I was afraid this would turn into a man-hating rant. And I can see you squirming already. So let me clarify — I don’t hate men. I most positively love quite a few. I happen to live with one of their riders in a plasma-filled bubble. I’m the ‘X’ factor of the ‘XY’ genetic makeup of a fine man. It turns out man or woman, they always need an ‘X’ chromosome to make it alive in this world, as a confused mass of cells that can someday hope to be human.
You, my dear daughter chromatid, are a spitting image of me. And yet, different. We are a generation and several mutations apart. You live on in an ‘XX’ makeup, and your human will get to experience firsthand the second-citizen treatment I have been blustering about. Our equations are different, perhaps. But the struggle is the same.
Let me just end this with a simple observation — the glass ceiling they speak of is made of concrete. And the walls are constantly closing in on us. With each woman who dares to occupy space, maybe just enough to afford her a lungful of air, we manage to stave off the walls for just a while more.

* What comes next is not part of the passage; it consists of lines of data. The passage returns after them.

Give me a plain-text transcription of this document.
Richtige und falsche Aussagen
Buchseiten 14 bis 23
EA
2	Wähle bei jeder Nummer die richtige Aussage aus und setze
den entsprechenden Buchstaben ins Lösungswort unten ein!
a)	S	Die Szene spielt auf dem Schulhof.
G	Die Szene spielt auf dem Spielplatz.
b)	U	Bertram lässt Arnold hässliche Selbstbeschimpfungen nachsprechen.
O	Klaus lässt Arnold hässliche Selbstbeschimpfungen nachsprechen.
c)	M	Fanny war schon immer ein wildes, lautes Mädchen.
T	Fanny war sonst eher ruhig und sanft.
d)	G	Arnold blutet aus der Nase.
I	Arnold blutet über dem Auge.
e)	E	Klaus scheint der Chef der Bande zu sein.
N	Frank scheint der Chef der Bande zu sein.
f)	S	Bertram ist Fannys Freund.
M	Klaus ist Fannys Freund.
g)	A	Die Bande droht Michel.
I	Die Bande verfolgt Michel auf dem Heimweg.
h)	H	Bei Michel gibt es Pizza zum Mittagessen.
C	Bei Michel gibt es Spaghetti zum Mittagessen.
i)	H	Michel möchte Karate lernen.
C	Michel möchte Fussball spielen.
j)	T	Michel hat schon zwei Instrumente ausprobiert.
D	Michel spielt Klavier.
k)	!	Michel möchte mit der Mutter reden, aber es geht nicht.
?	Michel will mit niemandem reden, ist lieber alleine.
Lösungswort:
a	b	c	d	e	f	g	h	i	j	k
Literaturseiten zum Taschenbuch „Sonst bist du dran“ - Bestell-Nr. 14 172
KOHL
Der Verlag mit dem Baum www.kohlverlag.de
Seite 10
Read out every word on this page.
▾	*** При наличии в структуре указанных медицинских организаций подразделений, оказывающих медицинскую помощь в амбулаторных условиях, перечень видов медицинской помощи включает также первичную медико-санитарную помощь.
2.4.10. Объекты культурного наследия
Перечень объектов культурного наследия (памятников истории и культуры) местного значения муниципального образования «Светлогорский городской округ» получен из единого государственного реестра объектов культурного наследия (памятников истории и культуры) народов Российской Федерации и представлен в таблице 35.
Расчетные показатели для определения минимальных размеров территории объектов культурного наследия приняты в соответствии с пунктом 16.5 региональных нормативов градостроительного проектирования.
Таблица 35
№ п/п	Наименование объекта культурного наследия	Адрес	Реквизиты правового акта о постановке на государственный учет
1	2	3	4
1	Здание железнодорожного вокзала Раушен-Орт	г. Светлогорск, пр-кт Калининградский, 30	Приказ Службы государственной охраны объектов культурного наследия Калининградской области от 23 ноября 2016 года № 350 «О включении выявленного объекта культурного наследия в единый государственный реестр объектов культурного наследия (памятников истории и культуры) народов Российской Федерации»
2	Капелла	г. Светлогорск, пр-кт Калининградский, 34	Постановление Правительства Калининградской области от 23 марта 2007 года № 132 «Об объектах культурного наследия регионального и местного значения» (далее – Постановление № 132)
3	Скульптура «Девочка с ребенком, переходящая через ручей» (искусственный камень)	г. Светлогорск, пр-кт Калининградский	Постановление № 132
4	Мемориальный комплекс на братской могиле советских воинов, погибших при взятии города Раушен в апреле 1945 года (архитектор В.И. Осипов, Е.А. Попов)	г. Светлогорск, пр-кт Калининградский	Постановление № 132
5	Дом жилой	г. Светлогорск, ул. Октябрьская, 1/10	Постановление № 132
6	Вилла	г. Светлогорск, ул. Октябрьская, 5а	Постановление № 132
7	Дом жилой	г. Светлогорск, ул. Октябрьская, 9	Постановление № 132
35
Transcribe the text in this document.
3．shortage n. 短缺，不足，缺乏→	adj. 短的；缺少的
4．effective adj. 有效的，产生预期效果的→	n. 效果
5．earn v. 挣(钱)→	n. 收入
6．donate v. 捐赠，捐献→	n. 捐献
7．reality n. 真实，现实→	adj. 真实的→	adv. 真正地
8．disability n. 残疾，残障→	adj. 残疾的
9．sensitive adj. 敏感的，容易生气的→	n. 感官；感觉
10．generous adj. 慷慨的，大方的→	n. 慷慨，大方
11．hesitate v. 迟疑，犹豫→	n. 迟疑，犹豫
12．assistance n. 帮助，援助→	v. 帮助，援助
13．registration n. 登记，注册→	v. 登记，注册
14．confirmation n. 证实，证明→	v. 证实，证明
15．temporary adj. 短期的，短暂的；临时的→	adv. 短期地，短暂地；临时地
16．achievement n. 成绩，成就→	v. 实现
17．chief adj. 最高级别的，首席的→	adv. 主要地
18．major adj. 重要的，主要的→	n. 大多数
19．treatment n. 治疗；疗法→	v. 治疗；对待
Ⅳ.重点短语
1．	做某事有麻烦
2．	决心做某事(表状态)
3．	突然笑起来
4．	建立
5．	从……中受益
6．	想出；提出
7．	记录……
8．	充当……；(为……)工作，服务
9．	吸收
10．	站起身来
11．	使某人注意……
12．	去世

You will need one of their Lil Riders, or several; the baggage, the wisdom, and the pent-up angst of a thousand years to bulldoze through that. I can assure you, however, that the light that streams in from the hole in that ceiling will dazzle you and your rider alike.
And it will be worth the trouble.
Yours truly,
X.
Author’s note/Glossary of terms:
- Spermatogenesis: The process by which sperm cells are produced in the male reproductive organs.
- Chromatin: A complex of DNA and proteins found in the nucleus of a cell, which becomes tightly coiled to form chromosomes.
- Chromosome: A thread-like structure composed of DNA and proteins that carries genetic information. Humans have 23 pairs.
- Matilda Effect: A term used to describe the phenomenon where women’s achievements in science and other fields are often overlooked or credited to their male counterparts.
- Accessory Chromosome: A type of chromosome that is not essential for basic cellular function but plays a role in determining biological sex, like the Y chromosome in humans.
- XX & XY Chromosomes: The sex chromosomes that determine a person’s biological sex. Typically, females have two X chromosomes (XX), and males have one X and one Y chromosome (XY).